I think they should be burning the paper and plastic "recycle" too.
Nobody has even convinced me trucking this stuff 500-1500 miles was
good for the environment or economically viable.
My neighbor, VP of Raymond Lumber, thought it might be a valuable
marketing tool to be able to say those recycled bottles you throw in
the blue tubs come back as the Trex he sells and add some gee whiz
info about the process.. In that little quest for knowledge he found
out we were trucking the plastic to a plant in New York.
The paper was being processed in Georgia.


I think the sale of water in plastic bottles should be outlawed. If
water must be sold, it should be done in glass and returned for a
deposit.


Why not just burn them in the waste to energy plant?
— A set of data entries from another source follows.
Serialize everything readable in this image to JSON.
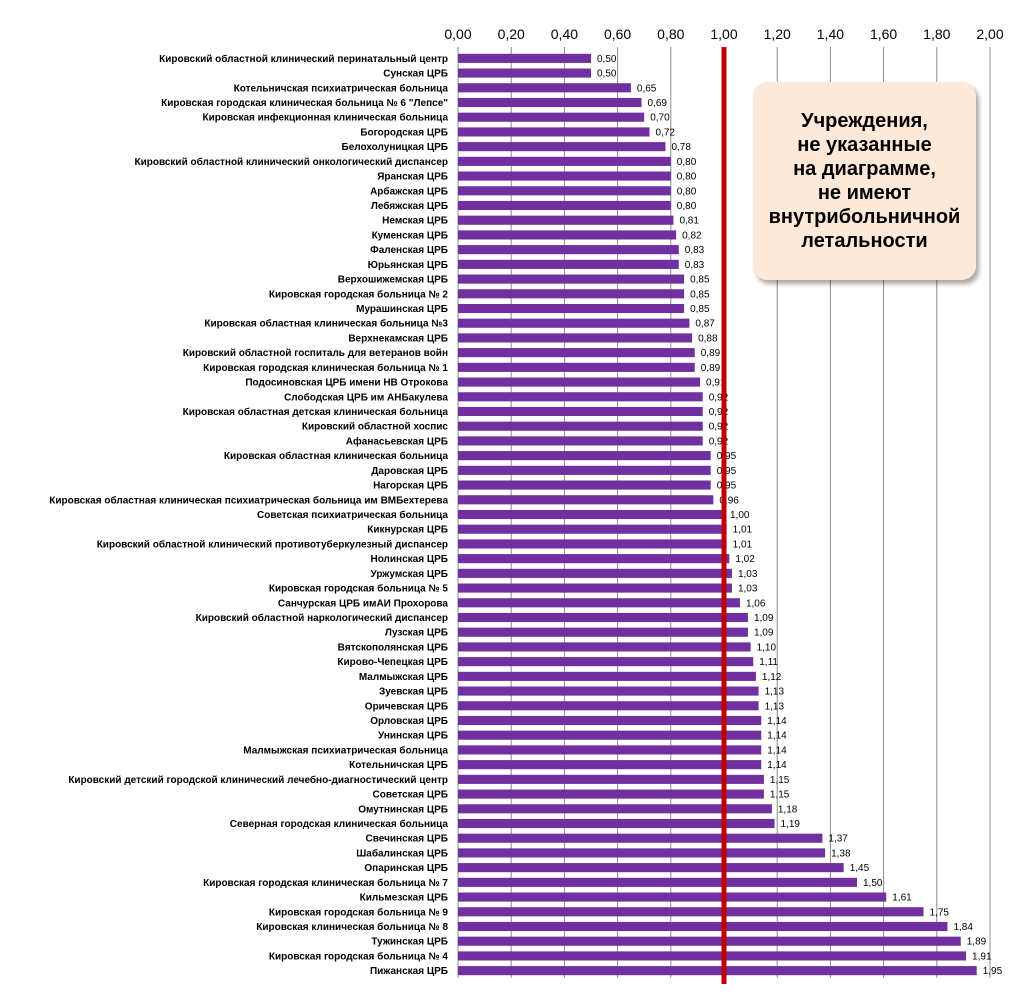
{
  "chart_data": {
    "type": "bar",
    "orientation": "horizontal",
    "title": "",
    "xlabel": "",
    "ylabel": "",
    "xlim": [
      0,
      2
    ],
    "x_ticks": [
      "0,00",
      "0,20",
      "0,40",
      "0,60",
      "0,80",
      "1,00",
      "1,20",
      "1,40",
      "1,60",
      "1,80",
      "2,00"
    ],
    "reference_line": 1.0,
    "bar_color": "#7030a0",
    "reference_color": "#c00000",
    "categories": [
      "Кировский областной  клинический перинатальный центр",
      "Сунская ЦРБ",
      "Котельничская психиатрическая больница",
      "Кировская городская клиническая больница № 6 \"Лепсе\"",
      "Кировская инфекционная клиническая больница",
      "Богородская ЦРБ",
      "Белохолуницкая ЦРБ",
      "Кировский областной клинический онкологический диспансер",
      "Яранская ЦРБ",
      "Арбажская ЦРБ",
      "Лебяжская ЦРБ",
      "Немская ЦРБ",
      "Куменская ЦРБ",
      "Фаленская ЦРБ",
      "Юрьянская ЦРБ",
      "Верхошижемская ЦРБ",
      "Кировская городская больница № 2",
      "Мурашинская ЦРБ",
      "Кировская областная клиническая больница №3",
      "Верхнекамская ЦРБ",
      "Кировский областной госпиталь для ветеранов войн",
      "Кировская городская клиническая больница № 1",
      "Подосиновская ЦРБ имени НВ Отрокова",
      "Слободская ЦРБ им АНБакулева",
      "Кировская областная детская клиническая больница",
      "Кировский областной хоспис",
      "Афанасьевская ЦРБ",
      "Кировская областная клиническая больница",
      "Даровская ЦРБ",
      "Нагорская ЦРБ",
      "Кировская областная клиническая психиатрическая больница им ВМБехтерева",
      "Советская психиатрическая больница",
      "Кикнурская ЦРБ",
      "Кировский областной клинический противотуберкулезный диспансер",
      "Нолинская ЦРБ",
      "Уржумская ЦРБ",
      "Кировская городская больница № 5",
      "Санчурская ЦРБ имАИ Прохорова",
      "Кировский областной наркологический диспансер",
      "Лузская ЦРБ",
      "Вятскополянская ЦРБ",
      "Кирово-Чепецкая ЦРБ",
      "Малмыжская ЦРБ",
      "Зуевская ЦРБ",
      "Оричевская ЦРБ",
      "Орловская ЦРБ",
      "Унинская ЦРБ",
      "Малмыжская психиатрическая больница",
      "Котельничская ЦРБ",
      "Кировский детский городской клинический лечебно-диагностический центр",
      "Советская ЦРБ",
      "Омутнинская ЦРБ",
      "Северная городская клиническая больница",
      "Свечинская ЦРБ",
      "Шабалинская ЦРБ",
      "Опаринская ЦРБ",
      "Кировская городская клиническая больница № 7",
      "Кильмезская ЦРБ",
      "Кировская городская больница № 9",
      "Кировская клиническая больница № 8",
      "Тужинская ЦРБ",
      "Кировская городская больница № 4",
      "Пижанская ЦРБ"
    ],
    "values": [
      0.5,
      0.5,
      0.65,
      0.69,
      0.7,
      0.72,
      0.78,
      0.8,
      0.8,
      0.8,
      0.8,
      0.81,
      0.82,
      0.83,
      0.83,
      0.85,
      0.85,
      0.85,
      0.87,
      0.88,
      0.89,
      0.89,
      0.91,
      0.92,
      0.92,
      0.92,
      0.92,
      0.95,
      0.95,
      0.95,
      0.96,
      1.0,
      1.01,
      1.01,
      1.02,
      1.03,
      1.03,
      1.06,
      1.09,
      1.09,
      1.1,
      1.11,
      1.12,
      1.13,
      1.13,
      1.14,
      1.14,
      1.14,
      1.14,
      1.15,
      1.15,
      1.18,
      1.19,
      1.37,
      1.38,
      1.45,
      1.5,
      1.61,
      1.75,
      1.84,
      1.89,
      1.91,
      1.95
    ],
    "value_labels": [
      "0,50",
      "0,50",
      "0,65",
      "0,69",
      "0,70",
      "0,72",
      "0,78",
      "0,80",
      "0,80",
      "0,80",
      "0,80",
      "0,81",
      "0,82",
      "0,83",
      "0,83",
      "0,85",
      "0,85",
      "0,85",
      "0,87",
      "0,88",
      "0,89",
      "0,89",
      "0,91",
      "0,92",
      "0,92",
      "0,92",
      "0,92",
      "0,95",
      "0,95",
      "0,95",
      "0,96",
      "1,00",
      "1,01",
      "1,01",
      "1,02",
      "1,03",
      "1,03",
      "1,06",
      "1,09",
      "1,09",
      "1,10",
      "1,11",
      "1,12",
      "1,13",
      "1,13",
      "1,14",
      "1,14",
      "1,14",
      "1,14",
      "1,15",
      "1,15",
      "1,18",
      "1,19",
      "1,37",
      "1,38",
      "1,45",
      "1,50",
      "1,61",
      "1,75",
      "1,84",
      "1,89",
      "1,91",
      "1,95"
    ],
    "annotation": "Учреждения,\nне указанные\nна диаграмме,\nне имеют\nвнутрибольничной\nлетальности"
  }
}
Why? I have rain gear made from recycled plastic bottles - soft,
pliable, wears like iron, easy to clean.

I also have a pair of sandals, first pair I've ever owned, that are
75% recycled plastic bottles. Same deal.

There's a lot you can do with recycled plastics.

Do you know how much energy it takes to ship glass?


Dunno - but I'll be it's about the same as it is to make new glass.

There is also the hazard broken glass poses in the whole retail to
recycle chain.


Huh?

We got away from glass bottles for a reason.


True enough I suppose, but glass is 100% recyclable.